Traumatic spinal cord injury (TSCI) is a life altering event most often causing permanent physical disability. Little is known about the risk of developing Alzheimer disease and related dementia (ADRD) among middle-aged and older adults living with TSCI. Time to diagnosis of and adjusted hazard for ADRD was assessed.

Design

Cohort study.

Setting

Using 2007-2017 claims data from the Optum Clinformatics Data Mart, we identified adults (45+) with diagnosis of TSCI (n=7019).

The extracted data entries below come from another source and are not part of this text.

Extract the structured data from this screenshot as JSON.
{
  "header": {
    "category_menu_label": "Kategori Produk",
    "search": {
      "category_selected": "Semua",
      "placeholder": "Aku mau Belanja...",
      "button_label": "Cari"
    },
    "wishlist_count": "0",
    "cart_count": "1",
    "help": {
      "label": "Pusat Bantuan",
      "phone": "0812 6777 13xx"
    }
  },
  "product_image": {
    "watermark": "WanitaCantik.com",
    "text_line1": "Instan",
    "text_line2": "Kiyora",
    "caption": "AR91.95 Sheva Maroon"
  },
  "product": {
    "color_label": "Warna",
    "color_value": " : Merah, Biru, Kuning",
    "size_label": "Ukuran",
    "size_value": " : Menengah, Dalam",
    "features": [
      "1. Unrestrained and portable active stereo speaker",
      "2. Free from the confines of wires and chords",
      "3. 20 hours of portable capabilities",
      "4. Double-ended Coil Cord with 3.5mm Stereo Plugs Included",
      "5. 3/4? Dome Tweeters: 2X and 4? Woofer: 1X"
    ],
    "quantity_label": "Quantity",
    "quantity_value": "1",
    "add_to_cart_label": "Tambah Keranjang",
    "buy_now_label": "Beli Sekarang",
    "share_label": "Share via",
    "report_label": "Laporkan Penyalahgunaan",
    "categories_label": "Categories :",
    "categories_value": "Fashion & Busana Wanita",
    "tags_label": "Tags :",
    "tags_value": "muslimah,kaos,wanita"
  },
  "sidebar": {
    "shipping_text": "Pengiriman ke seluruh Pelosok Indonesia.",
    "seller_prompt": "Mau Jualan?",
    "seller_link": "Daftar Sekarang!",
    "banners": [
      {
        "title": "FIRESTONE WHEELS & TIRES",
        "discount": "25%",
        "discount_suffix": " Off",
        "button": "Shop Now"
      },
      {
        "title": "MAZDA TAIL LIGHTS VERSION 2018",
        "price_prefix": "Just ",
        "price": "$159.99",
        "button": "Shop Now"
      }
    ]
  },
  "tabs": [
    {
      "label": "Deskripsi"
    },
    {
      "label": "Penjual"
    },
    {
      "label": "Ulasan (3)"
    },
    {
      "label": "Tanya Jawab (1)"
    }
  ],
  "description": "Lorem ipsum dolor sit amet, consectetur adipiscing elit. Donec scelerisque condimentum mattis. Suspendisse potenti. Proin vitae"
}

Adults without TSCI diagnosis were included as comparators (n=916,516). Using age, sex, race/ethnicity, cardiometabolic, psychological, and musculoskeletal chronic conditions, US Census division, and socioeconomic variables, we propensity score matched persons with and without TSCI (n=6083). Incidence estimates of ADRD were compared at 4 years of enrollment. Survival models were used to quantify unadjusted, fully adjusted, and propensity-matched unadjusted and adjusted hazard ratios (HRs) for incident ADRD.

Participants

Adults with and without TSCI (N=6083).

Intervention

Not applicable.

Main Outcomes Measures

Diagnosis of ADRD.

Results

Both middle-aged and older adults with TSCI had higher incident ADRD compared to those without TSCI (0.5% vs 0.2% and 11.7% vs 3.3% among 45-64 and 65+ y old unmatched cohorts, respectively) (0.5% vs 0.3% and 10.6% vs 6.2% among 45-64 and 65+ y old matched cohorts, respectively). Fully adjusted survival models indicated that adults with TSCI had a greater hazard for ADRD (among 45-64y old: unmatched HR: 3.19 [95% confidence interval, 95% CI, 2.30-4.44], matched HR: 1.93 [95% CI, 1.06-3.51]; among 65+ years old: unmatched HR: 1.90 [95% CI, 1.77-2.04], matched HR: 1.77 [1.55-2.02]).

Conclusions

Adults with TSCI are at a heightened risk for ADRD. Improved clinical screening and early interventions aiming to preserve cognitive function are of paramount importance for this patient cohort.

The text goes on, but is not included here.